3 Nov, 2007 By: Billy Gil


Midnight Movies: From the Margin to the Mainstream


It may be hard to picture, but there was a time before Quentin Tarantino, before 28 Days Later, before even Star Wars. In 1970, a film called El Topo screened at the now-defunct Elgin Theater in New York at midnight. Within weeks, the violent, surreal Western was selling out every night.

Thus began the “midnight movie” era, roughly between 1970 and 1977, in which hip audiences flocked to left-of-center movie houses at midnight to see things they couldn't in the multiplexes. Film scholar and documentary filmmaker Stuart Samuels focuses on six of the most notable of these films in his documentary Midnight Movies: From the Margin to the Mainstream, out on DVD Nov. 13 from Starz Home Entertainment at $19.97.

Samuels, a former professor at the University of Pennsylvania, was teaching pop culture and film history classes when the phenomenon popped up. He was introduced to the films by his students. Subsequently he wrote a book on the subject, Midnight Movies, published in 1983.

Twenty-five years later, Samuels' film on the subject includes interviews with the directors of the famed films, as well as industry players such as Ben Barenholtz, film exhibitor at the Elgin Theater; and Bob Shaye, co-CEO and co-chairman of New Line Cinema.

“The moviegoing experience, I think, has lost its ability to make people rethink ideas,” Samuels said. “It has just become more, ‘which one do I go see this weekend?' Midnight movies were symbolic of something other than the movie — a point of view, an attitude.”

Films that followed in the edgy footsteps of El Topo were John Waters' exercise in bad taste Pink Flamingos (1972); Perry Henzel's landmark reggae film The Harder They Come (1972), starring Jimmy Cliff; immortal glam-rock musical The Rocky Horror Picture Show (1975); and David Lynch's disturbing, paranoid Eraserhead (1977). Midnight Movies covers these films, plus the original Night of the Living Dead (1968), which, after initially disappointing reviews, lived on for years at midnight screenings.

“There were some movies that were successful at midnight … but what was unique about these particular six is that they generated a whole kind of commitment in terms of fans and followers,” Samuels said. “It wasn't the studios or the critics, it was the fans that discovered these movies themselves and made it part of their lifestyles and social environments.”

Many of the titles Samuels explores in his film are available on DVD. The Films of Alejandro Jodorowsky (Fando y Lis/El Topo/The Holy Mountain), as well as El Topo on a solo disc, are available from Starz. Starz also has a 30th Anniversary Edition of Night of the Living Dead; several other versions are available, both in the original black-and-white and colorized, including a Millennium Edition from Elite Entertainment.
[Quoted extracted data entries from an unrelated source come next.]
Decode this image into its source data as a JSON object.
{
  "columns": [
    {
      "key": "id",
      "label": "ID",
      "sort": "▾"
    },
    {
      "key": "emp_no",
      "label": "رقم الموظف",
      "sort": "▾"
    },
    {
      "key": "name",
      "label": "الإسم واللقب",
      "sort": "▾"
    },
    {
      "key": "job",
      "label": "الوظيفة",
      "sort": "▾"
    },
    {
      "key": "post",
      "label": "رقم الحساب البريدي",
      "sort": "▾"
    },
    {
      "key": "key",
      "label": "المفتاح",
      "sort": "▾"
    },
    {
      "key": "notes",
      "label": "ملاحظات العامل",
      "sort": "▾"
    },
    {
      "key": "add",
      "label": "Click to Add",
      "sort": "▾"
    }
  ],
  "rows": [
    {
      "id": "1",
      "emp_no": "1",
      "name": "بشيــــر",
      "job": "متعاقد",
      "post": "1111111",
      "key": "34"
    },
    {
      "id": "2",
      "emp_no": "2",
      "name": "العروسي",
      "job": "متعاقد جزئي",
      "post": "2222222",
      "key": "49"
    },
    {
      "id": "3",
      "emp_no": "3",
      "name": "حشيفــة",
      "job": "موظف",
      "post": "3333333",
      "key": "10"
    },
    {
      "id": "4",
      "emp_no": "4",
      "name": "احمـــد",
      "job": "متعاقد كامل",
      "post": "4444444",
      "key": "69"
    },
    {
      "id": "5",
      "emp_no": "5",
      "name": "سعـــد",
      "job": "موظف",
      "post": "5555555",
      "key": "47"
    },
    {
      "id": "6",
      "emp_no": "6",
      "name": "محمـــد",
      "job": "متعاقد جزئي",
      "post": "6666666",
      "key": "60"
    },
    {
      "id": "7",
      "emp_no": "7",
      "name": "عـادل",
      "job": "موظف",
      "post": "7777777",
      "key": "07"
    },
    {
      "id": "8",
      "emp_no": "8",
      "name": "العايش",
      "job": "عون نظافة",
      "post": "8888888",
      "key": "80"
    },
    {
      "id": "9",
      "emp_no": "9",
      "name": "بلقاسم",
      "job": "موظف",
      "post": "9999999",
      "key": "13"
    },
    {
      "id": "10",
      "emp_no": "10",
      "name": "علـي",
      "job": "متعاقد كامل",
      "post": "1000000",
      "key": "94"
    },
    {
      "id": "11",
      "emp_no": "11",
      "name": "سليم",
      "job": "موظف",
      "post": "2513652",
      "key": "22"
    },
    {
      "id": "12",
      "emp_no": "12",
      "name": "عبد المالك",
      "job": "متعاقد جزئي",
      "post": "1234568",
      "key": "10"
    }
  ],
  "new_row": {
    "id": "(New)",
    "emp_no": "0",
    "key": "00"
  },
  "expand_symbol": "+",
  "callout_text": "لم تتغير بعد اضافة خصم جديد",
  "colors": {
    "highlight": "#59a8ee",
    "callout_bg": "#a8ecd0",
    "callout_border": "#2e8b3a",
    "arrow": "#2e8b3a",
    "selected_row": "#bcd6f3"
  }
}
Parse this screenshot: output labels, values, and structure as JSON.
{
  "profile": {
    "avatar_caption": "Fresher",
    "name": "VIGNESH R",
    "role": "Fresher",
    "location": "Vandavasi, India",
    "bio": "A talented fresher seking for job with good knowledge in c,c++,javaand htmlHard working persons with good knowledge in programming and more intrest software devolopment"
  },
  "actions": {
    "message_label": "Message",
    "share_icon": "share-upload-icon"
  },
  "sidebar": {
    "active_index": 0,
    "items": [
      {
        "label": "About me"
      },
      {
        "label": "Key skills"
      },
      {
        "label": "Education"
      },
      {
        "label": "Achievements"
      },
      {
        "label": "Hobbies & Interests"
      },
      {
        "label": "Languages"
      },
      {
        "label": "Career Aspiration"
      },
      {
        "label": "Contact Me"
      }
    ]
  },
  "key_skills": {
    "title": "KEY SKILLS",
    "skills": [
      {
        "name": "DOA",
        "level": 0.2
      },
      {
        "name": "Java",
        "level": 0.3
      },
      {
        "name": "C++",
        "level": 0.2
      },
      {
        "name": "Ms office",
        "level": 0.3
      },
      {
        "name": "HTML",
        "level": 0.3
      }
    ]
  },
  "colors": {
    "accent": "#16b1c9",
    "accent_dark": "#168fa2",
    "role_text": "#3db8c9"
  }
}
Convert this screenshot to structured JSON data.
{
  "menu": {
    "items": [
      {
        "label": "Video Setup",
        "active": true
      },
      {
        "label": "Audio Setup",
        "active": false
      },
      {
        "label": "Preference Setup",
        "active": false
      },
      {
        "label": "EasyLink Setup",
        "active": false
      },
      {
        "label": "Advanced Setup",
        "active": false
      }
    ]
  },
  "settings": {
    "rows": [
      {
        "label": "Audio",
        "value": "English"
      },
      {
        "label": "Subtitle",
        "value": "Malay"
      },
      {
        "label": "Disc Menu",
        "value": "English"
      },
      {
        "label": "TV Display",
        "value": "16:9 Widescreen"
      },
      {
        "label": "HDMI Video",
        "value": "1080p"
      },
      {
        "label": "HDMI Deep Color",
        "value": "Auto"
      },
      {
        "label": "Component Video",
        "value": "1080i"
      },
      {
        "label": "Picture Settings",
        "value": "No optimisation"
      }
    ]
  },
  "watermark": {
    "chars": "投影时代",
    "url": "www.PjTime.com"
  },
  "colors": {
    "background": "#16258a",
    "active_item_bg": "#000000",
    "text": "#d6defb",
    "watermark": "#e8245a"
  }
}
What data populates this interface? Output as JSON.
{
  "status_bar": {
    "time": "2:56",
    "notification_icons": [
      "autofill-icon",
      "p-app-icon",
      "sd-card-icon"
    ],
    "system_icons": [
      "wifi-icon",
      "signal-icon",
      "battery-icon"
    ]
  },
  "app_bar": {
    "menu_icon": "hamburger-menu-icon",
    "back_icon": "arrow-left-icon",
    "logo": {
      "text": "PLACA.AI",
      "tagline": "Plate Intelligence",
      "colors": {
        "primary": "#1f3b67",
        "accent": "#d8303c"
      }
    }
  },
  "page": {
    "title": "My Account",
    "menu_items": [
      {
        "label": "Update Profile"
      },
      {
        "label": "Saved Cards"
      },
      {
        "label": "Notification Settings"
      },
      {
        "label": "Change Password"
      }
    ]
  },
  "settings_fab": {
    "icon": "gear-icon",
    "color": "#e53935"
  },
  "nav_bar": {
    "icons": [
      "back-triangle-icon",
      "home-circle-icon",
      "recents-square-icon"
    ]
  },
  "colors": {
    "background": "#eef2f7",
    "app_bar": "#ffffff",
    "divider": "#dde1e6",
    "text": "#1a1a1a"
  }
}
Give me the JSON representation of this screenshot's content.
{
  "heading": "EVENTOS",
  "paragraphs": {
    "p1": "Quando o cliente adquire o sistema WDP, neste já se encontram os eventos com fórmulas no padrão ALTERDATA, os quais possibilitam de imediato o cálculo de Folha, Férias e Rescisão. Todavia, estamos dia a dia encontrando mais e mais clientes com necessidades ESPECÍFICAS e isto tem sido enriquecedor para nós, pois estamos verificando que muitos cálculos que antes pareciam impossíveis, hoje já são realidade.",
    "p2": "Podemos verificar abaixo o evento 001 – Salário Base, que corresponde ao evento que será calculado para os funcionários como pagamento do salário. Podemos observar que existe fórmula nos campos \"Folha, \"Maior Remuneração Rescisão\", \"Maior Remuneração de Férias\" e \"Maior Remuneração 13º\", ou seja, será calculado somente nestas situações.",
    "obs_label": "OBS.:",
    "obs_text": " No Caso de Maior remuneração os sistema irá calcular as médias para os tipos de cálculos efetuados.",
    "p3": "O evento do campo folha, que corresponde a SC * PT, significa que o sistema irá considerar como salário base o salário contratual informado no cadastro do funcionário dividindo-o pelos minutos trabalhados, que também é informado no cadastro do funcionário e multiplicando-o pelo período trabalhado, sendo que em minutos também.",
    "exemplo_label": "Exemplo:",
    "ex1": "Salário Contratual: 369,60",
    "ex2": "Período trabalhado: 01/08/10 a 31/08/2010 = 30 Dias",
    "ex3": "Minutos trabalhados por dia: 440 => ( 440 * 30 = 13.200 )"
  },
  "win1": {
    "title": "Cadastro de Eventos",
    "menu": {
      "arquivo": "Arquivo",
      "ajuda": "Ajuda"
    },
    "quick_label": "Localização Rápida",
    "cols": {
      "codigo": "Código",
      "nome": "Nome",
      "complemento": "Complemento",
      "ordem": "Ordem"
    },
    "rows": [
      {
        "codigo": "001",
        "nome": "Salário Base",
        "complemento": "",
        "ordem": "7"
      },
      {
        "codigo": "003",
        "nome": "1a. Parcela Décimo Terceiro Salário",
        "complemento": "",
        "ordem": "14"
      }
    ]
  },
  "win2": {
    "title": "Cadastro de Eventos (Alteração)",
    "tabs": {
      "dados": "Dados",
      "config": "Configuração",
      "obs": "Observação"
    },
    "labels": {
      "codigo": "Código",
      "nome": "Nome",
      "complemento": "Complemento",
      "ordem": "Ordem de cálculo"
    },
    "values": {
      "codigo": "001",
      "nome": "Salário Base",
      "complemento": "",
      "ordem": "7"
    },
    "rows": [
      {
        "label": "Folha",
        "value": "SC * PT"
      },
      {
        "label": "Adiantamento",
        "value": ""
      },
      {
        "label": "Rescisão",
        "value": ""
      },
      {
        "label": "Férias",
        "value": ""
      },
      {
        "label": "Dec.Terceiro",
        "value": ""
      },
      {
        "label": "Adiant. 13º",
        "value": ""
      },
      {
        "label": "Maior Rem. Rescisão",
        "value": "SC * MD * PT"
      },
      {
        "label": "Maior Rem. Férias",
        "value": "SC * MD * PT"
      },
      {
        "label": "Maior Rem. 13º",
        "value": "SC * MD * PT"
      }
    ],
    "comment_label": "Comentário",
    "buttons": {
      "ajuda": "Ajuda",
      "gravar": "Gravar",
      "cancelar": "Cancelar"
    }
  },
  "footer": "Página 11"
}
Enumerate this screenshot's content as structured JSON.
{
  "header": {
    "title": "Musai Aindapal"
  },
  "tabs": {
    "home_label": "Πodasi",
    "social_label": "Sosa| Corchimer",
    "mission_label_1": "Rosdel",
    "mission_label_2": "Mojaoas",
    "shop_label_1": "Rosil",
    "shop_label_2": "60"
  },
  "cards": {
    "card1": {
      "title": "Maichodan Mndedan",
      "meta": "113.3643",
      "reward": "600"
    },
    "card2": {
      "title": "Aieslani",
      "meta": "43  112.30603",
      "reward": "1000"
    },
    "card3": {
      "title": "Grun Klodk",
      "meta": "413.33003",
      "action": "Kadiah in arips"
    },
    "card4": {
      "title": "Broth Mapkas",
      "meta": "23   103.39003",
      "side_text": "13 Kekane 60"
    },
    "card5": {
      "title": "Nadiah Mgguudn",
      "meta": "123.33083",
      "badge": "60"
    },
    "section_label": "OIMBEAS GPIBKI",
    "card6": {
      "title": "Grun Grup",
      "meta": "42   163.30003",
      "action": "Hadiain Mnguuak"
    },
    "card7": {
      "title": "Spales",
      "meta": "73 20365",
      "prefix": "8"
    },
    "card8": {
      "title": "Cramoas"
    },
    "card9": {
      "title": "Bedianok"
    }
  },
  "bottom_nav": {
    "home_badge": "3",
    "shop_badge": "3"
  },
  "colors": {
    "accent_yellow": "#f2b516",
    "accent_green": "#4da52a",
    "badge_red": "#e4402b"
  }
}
Pink Flamingos is available from New Line Home Entertainment; The Harder They Come is available from Xenon Pictures; The Rocky Horror Picture Show is available from 20th Century Fox Home Entertainment; and Eraserhead is available from Paramount Home Entertainment.


More Midnight

While not all midnight movies created the kind of fervor of films such as The Rocky Horror Picture Show, plenty garnered sizable cult followings. Here are a few more of Stuart Samuels' picks:

  • King of Hearts (Le Roi de Coeur) – Fox/MGM. 1966. Starring Alan Bates.
  • Performance – Warner. 1970. Starring Mick Jagger.
  • Harold and Maude – Paramount. 1971. Starring Ruth Gordon.